MES: tutto quello che non vi dicono e che dovreste sapere
Per salvare un mostro, l'euro, stiamo facendo a pezzi le nostre Costituzioni e quei diritti che l'Unione Europea con la Carta di Nizza intendeva tutelare.
di Paolo Becchi e Alessandro Bianchi
In molti si rincorrono oggi a criticare un Trattato internazionale, il
cosiddetto Fiscal compact, che avrà i suoi effetti dirompenti e
drammatici per il nostro paese dal prossimo anno. A chiedere la
rinegoziazione di un accordo che prevede per il nostro paese l'obbligo
del perseguimento del pareggio di bilancio per Costituzione, quello del
non superamento della soglia di deficit strutturale superiore allo 0,5%
del Pil e una significativa riduzione del debito pubblico al ritmo di un
ventesimo (5%) all'anno, fino al rapporto del 60% sul PIL nell'arco di
un ventennio, sono, in modo sorprendente e tragicomico, anche quei
partiti che l'hanno ratificato in Parlamento nel luglio del 2012 dietro
le direttive dell'allora premier Mario Monti. La campagna elettorale per le elezioni europee di maggio, del resto, è iniziata
e il regime del partito unico che governa il paese dall'ex Commissario
dell'Unione Europea, Monti, a Renzi, passando per Letta, continua nella
sua opera di mistificazione verso una popolazione, della quale non
interessa nemmeno più il voto.
Troppo poco, a torto, si sa di un altro Trattato internazionale, quello istitutivo il Meccanismo europeo di stabilità (MES),
che, in modo complementare al Fiscal Compact, ha istituito una nuova
governance europea per la gestione della crisi. Il MES ha già prodotto
risultati pratici tangibili e enormi. L'Italia, considerando anche il
vecchio Fondo europeo di stabilità finanziaria (FESF) di cui il Mes è
stato l'erede, ha già versato 46 miliardi di euro dei 125 miliardi
previsti fino al 2017. Soldi che chiaramente potevano essere utilizzati
per rilanciare la nostra economia attraverso quei progetti eternamente
sospesi per la mancanza di coperture. Al contrario, il MES ha permesso
alle banche del Nord Europa di riprendere i crediti contratti nei paesi
del Sud, in default a causa delle asimmettrie economiche insostenibili
prodotte dalla moneta unica e emerse in maniera drammatica nel 2010. Il
tutto è stato venduto all'opinione pubblica come un Fondo salva Stati.
Ma è proprio così?
- Il MES: la natura del Trattato.
Il meccanismo europeo di stabilità – European Stability Mechanism o ESM
– è un Trattato intergovernativo, che, in modo complementare al Fiscal
Compact, ha di fatto istituito una nuova governance europea di gestione della crisi, parallela a quella costituita dai Trattati istitutivi dell'Unione Europea.

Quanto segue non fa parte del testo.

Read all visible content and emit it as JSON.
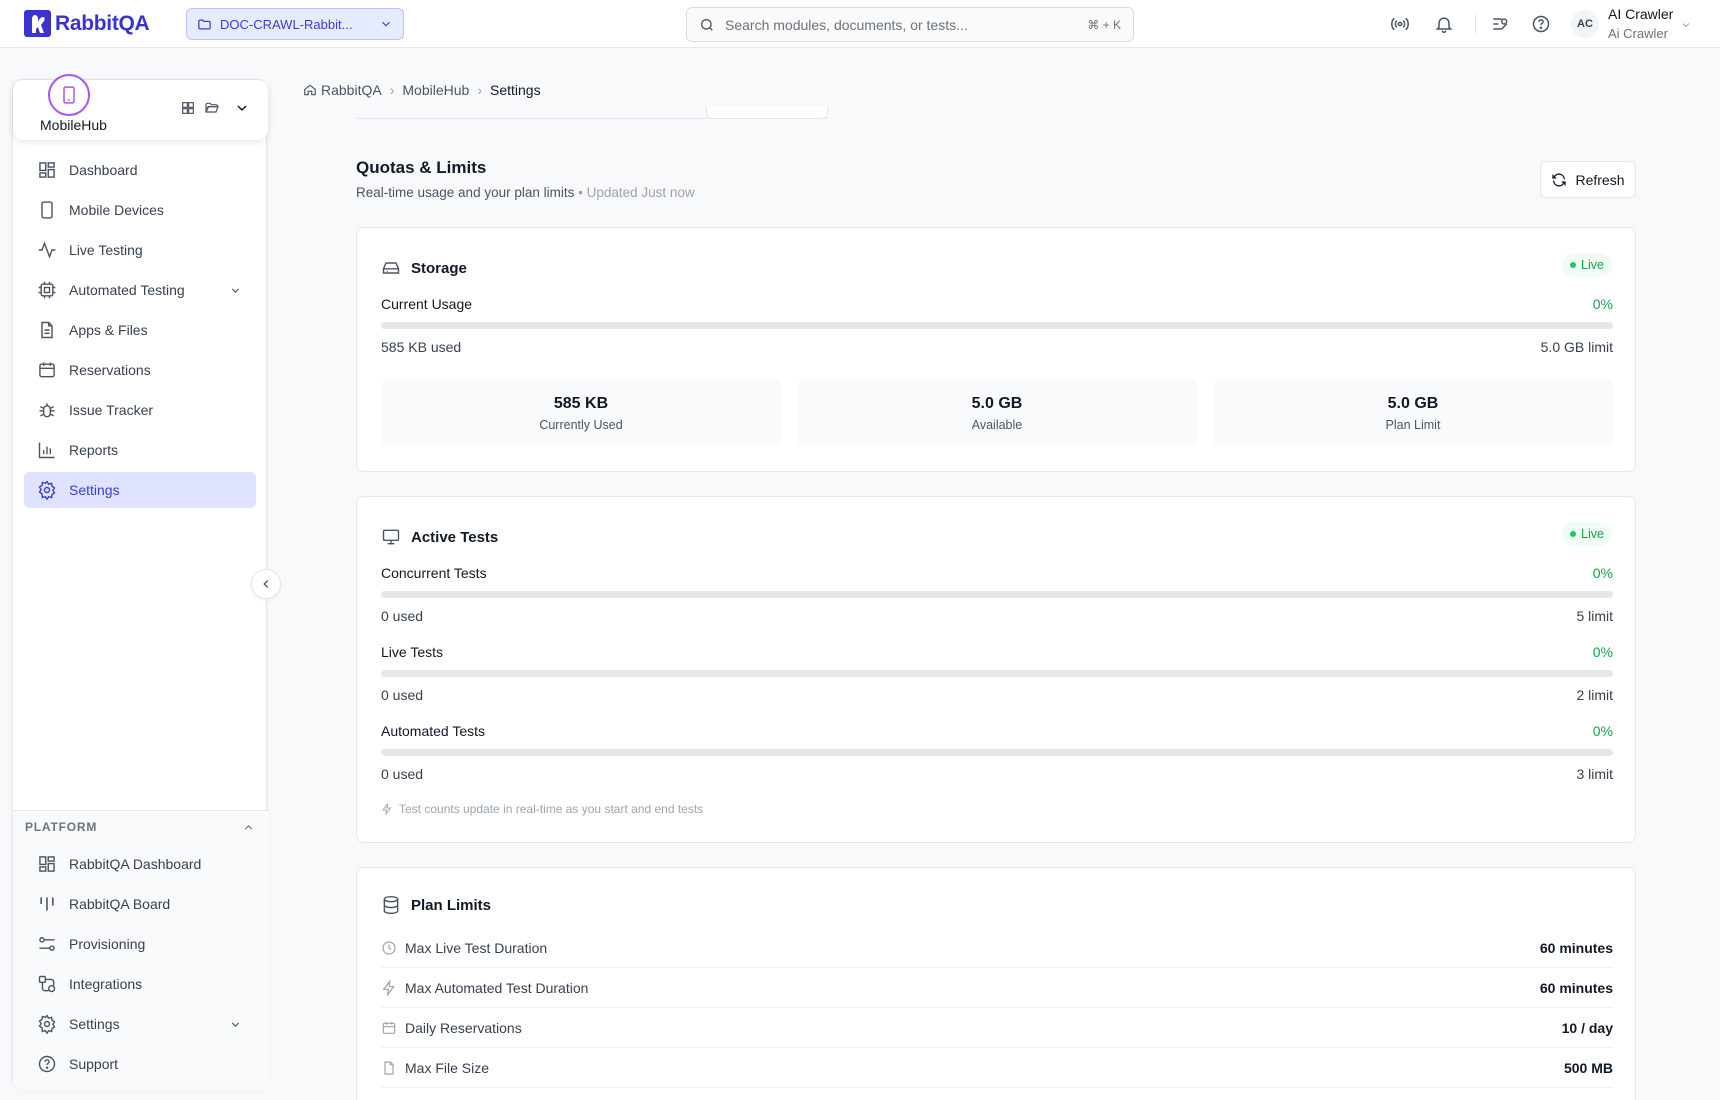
{
  "app": {
    "name": "RabbitQA"
  },
  "header": {
    "project": "DOC-CRAWL-Rabbit...",
    "search_placeholder": "Search modules, documents, or tests...",
    "search_shortcut": "⌘ + K",
    "user": {
      "initials": "AC",
      "name": "AI Crawler",
      "subtitle": "Ai Crawler"
    }
  },
  "sidebar": {
    "workspace": "MobileHub",
    "items": [
      {
        "label": "Dashboard",
        "icon": "dashboard-icon"
      },
      {
        "label": "Mobile Devices",
        "icon": "smartphone-icon"
      },
      {
        "label": "Live Testing",
        "icon": "activity-icon"
      },
      {
        "label": "Automated Testing",
        "icon": "cpu-icon",
        "expandable": true
      },
      {
        "label": "Apps & Files",
        "icon": "file-icon"
      },
      {
        "label": "Reservations",
        "icon": "calendar-icon"
      },
      {
        "label": "Issue Tracker",
        "icon": "bug-icon"
      },
      {
        "label": "Reports",
        "icon": "bar-chart-icon"
      },
      {
        "label": "Settings",
        "icon": "gear-icon",
        "active": true
      }
    ],
    "platform": {
      "heading": "PLATFORM",
      "items": [
        {
          "label": "RabbitQA Dashboard",
          "icon": "dashboard-icon"
        },
        {
          "label": "RabbitQA Board",
          "icon": "kanban-icon"
        },
        {
          "label": "Provisioning",
          "icon": "sliders-icon"
        },
        {
          "label": "Integrations",
          "icon": "integrations-icon"
        },
        {
          "label": "Settings",
          "icon": "gear-icon",
          "expandable": true
        },
        {
          "label": "Support",
          "icon": "help-icon"
        }
      ]
    }
  },
  "breadcrumb": {
    "root": "RabbitQA",
    "section": "MobileHub",
    "current": "Settings"
  },
  "quotas": {
    "title": "Quotas & Limits",
    "subtitle": "Real-time usage and your plan limits",
    "updated": "• Updated Just now",
    "refresh_label": "Refresh"
  },
  "storage": {
    "title": "Storage",
    "badge": "Live",
    "label": "Current Usage",
    "percent": "0%",
    "fill_fraction": 0,
    "used": "585 KB used",
    "limit": "5.0 GB limit",
    "stats": [
      {
        "value": "585 KB",
        "label": "Currently Used"
      },
      {
        "value": "5.0 GB",
        "label": "Available"
      },
      {
        "value": "5.0 GB",
        "label": "Plan Limit"
      }
    ]
  },
  "active_tests": {
    "title": "Active Tests",
    "badge": "Live",
    "metrics": [
      {
        "label": "Concurrent Tests",
        "percent": "0%",
        "fill_fraction": 0,
        "used": "0 used",
        "limit": "5 limit"
      },
      {
        "label": "Live Tests",
        "percent": "0%",
        "fill_fraction": 0,
        "used": "0 used",
        "limit": "2 limit"
      },
      {
        "label": "Automated Tests",
        "percent": "0%",
        "fill_fraction": 0,
        "used": "0 used",
        "limit": "3 limit"
      }
    ],
    "note": "Test counts update in real-time as you start and end tests"
  },
  "plan_limits": {
    "title": "Plan Limits",
    "rows": [
      {
        "label": "Max Live Test Duration",
        "value": "60 minutes",
        "icon": "clock-icon"
      },
      {
        "label": "Max Automated Test Duration",
        "value": "60 minutes",
        "icon": "zap-icon"
      },
      {
        "label": "Daily Reservations",
        "value": "10 / day",
        "icon": "calendar-icon"
      },
      {
        "label": "Max File Size",
        "value": "500 MB",
        "icon": "file-icon"
      }
    ]
  },
  "colors": {
    "accent": "#3b33d1",
    "active_bg": "#dfe3ff",
    "live_green": "#16a34a",
    "workspace_ring": "#a855f7"
  }
}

La creazione del MES è stata decisa nel Consiglio europeo del 16-17
dicembre 2010. In quell'occasione si è raggiunto l'accordo per avviare
la procedura di revisione semplificata (ai sensi dell'art. 48 del
Trattato dell'Unione Europea) riguardo all'art. 136 del Trattato
funzionamento dell'Unione europea (TFUE) e si è potuto introdurre il
nuovo paragrafo 3, con il quale si riconosce in modo esplicito il potere
degli Stati membri la cui moneta è l'euro di dar vita ad un'istituzione
finanziaria permanente, il MES appunto, con sede a Lussemburgo, non
previsto originariamente dai trattati.
Dato che per creare il MES si è modificato appunto il Trattato,
bisognava anche consultare il Parlamento, il quale, ahinoi, con una
risoluzione tra l'altro velocissima, ha dato il 23 marzo 2011 parere
positivo pur sollevando diverse obiezioni. Senza tener modo in alcun
modo delle critiche del Parlamento europeo e recependo solo alcune
modifiche introdotte dal Consiglio, il Trattato è entrato in vigore il
27 settembre 2012, con l'avvenuto deposito da parte di un certo numero
di Stati firmatari degli strumenti di ratifica. Il MES ha istituito un'organizzazione internazionale permanente con un capitale sociale pari a 700 miliardi di euro,
di cui solo 500 prestabili, rinnovabile all'infinito attraverso una
decisione dell'istituzione stessa. Decisione della quale, a parte la
Germania che l'ha escluso attraverso la sentenza del 12 settembre del
2012 della sua Corte costituzionale, i Parlamenti nazionali non potranno
più avere voce in capitolo.
- Perché si è deciso di costituire il MES?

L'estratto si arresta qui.